We’ve been busy!
Thanks to those who joined our Youth in Food Politics Community Meeting, we had an awesome brainstorm session that has helped focus our goals for the upcoming municipal election project. We started with the three issues that arose as most important from our survey: food access, funding for community food organizations, and urban agriculture. Then we discussed what about these issues is particularly relevant to youth and to the upcoming election.
One theme that had a lot of supporting arguments was youth employment:
- We are keen to see candidates talk about their thoughts and plans for decreasing precarious work, decreasing unpaid internships and increasing minimum wage.
- We are also interested in how the municipal government can create opportunities for food businesses and projects, such as: access to land for growing, grants for food work, opening up or upgrading existing resources for additional purposes (such as integration of seed hubs in public libraries, and upgrading kitchens), using Section 37 to set aside money and space for food work.
- In addition, we would the like the process for working with the city to be streamlined by: embedding a staff person dedicated to food and urban agriculture, clarifying processes for urban agriculture.

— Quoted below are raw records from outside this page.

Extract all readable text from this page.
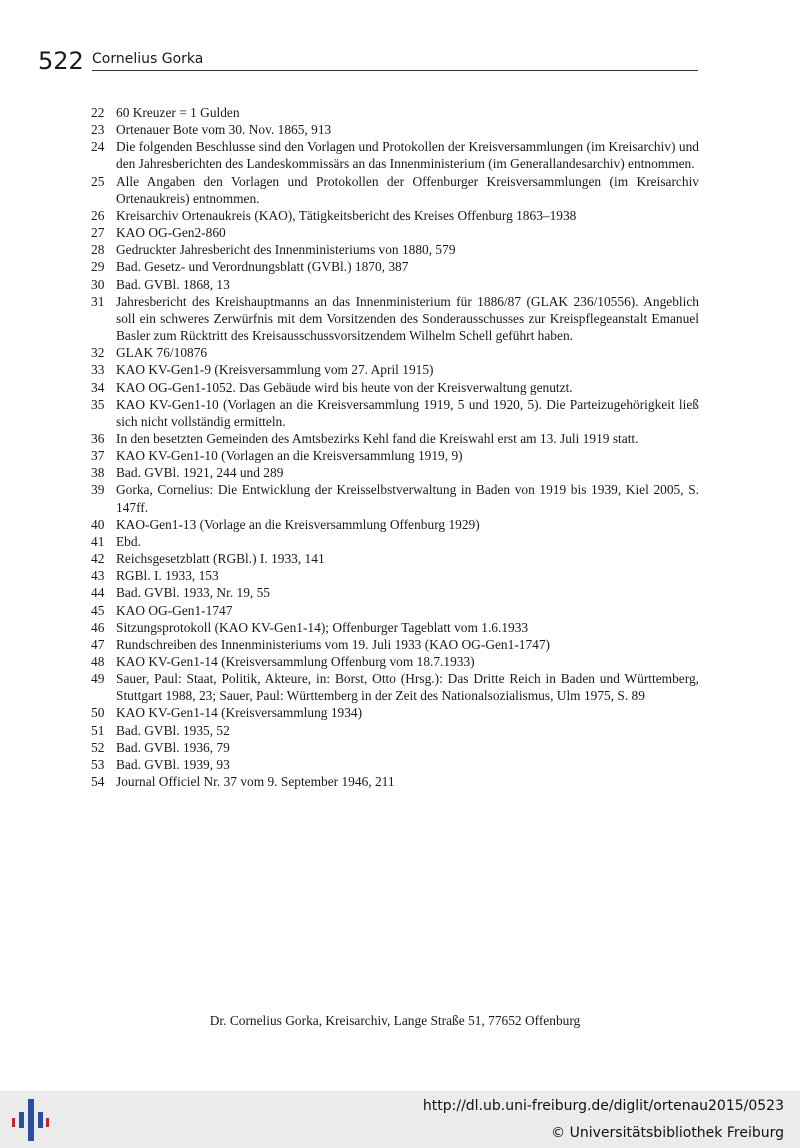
522 Cornelius Gorka
22 60 Kreuzer = 1 Gulden
23 Ortenauer Bote vom 30. Nov. 1865, 913
24 Die folgenden Beschlusse sind den Vorlagen und Protokollen der Kreisversammlungen (im Kreisarchiv) und den Jahresberichten des Landeskommissärs an das Innenministerium (im Generallandesarchiv) entnommen.
25 Alle Angaben den Vorlagen und Protokollen der Offenburger Kreisversammlungen (im Kreisarchiv Ortenaukreis) entnommen.
26 Kreisarchiv Ortenaukreis (KAO), Tätigkeitsbericht des Kreises Offenburg 1863–1938
27 KAO OG-Gen2-860
28 Gedruckter Jahresbericht des Innenministeriums von 1880, 579
29 Bad. Gesetz- und Verordnungsblatt (GVBl.) 1870, 387
30 Bad. GVBl. 1868, 13
31 Jahresbericht des Kreishauptmanns an das Innenministerium für 1886/87 (GLAK 236/10556). Angeblich soll ein schweres Zerwürfnis mit dem Vorsitzenden des Sonderausschusses zur Kreispflegeanstalt Emanuel Basler zum Rücktritt des Kreisausschussvorsitzendem Wilhelm Schell geführt haben.
32 GLAK 76/10876
33 KAO KV-Gen1-9 (Kreisversammlung vom 27. April 1915)
34 KAO OG-Gen1-1052. Das Gebäude wird bis heute von der Kreisverwaltung genutzt.
35 KAO KV-Gen1-10 (Vorlagen an die Kreisversammlung 1919, 5 und 1920, 5). Die Parteizugehörigkeit ließ sich nicht vollständig ermitteln.
36 In den besetzten Gemeinden des Amtsbezirks Kehl fand die Kreiswahl erst am 13. Juli 1919 statt.
37 KAO KV-Gen1-10 (Vorlagen an die Kreisversammlung 1919, 9)
38 Bad. GVBl. 1921, 244 und 289
39 Gorka, Cornelius: Die Entwicklung der Kreisselbstverwaltung in Baden von 1919 bis 1939, Kiel 2005, S. 147ff.
40 KAO-Gen1-13 (Vorlage an die Kreisversammlung Offenburg 1929)
41 Ebd.
42 Reichsgesetzblatt (RGBl.) I. 1933, 141
43 RGBl. I. 1933, 153
44 Bad. GVBl. 1933, Nr. 19, 55
45 KAO OG-Gen1-1747
46 Sitzungsprotokoll (KAO KV-Gen1-14); Offenburger Tageblatt vom 1.6.1933
47 Rundschreiben des Innenministeriums vom 19. Juli 1933 (KAO OG-Gen1-1747)
48 KAO KV-Gen1-14 (Kreisversammlung Offenburg vom 18.7.1933)
49 Sauer, Paul: Staat, Politik, Akteure, in: Borst, Otto (Hrsg.): Das Dritte Reich in Baden und Württemberg, Stuttgart 1988, 23; Sauer, Paul: Württemberg in der Zeit des Nationalsozialismus, Ulm 1975, S. 89
50 KAO KV-Gen1-14 (Kreisversammlung 1934)
51 Bad. GVBl. 1935, 52
52 Bad. GVBl. 1936, 79
53 Bad. GVBl. 1939, 93
54 Journal Officiel Nr. 37 vom 9. September 1946, 211
Dr. Cornelius Gorka, Kreisarchiv, Lange Straße 51, 77652 Offenburg
http://dl.ub.uni-freiburg.de/diglit/ortenau2015/0523
© Universitätsbibliothek Freiburg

In regard to next steps, we had a discussion meet-up on Thursday, April 3 where we discussed the project moving forward and figured out that we want our role to include collating research (as opposed to doing very much primary research ourselves) and really focusing on youth civic engagement. Based on the feelers we’ve put out so far, it seems that we are still early to find other youth partners, but we’re keeping our ears to the ground for any opportunities to collaborate. We are also beginning to seek out resources that have evaluated municipal election candidates in the past and that are planning on evaluating them before this election. Our goal is to keep on top of candidate information that would be useful to youth voters and become a hub for that information.
In addition, stemming from our engagement with the food and the municipal election working group (recently organized by Toronto Food Policy Council and other interested parties), we would like to organize members of our community to attend community meetings and debates and to provide them with suggestions for questions to ask candidates. By attending sessions in small groups, we hope to break down barriers to civic engagement for youth. And the candidate responses to these questions can become part of the information that we share with our wider community. This is something we’ll discuss further in our engagement with the working group as well as at our next TYFPC municipal election discussion meet-up.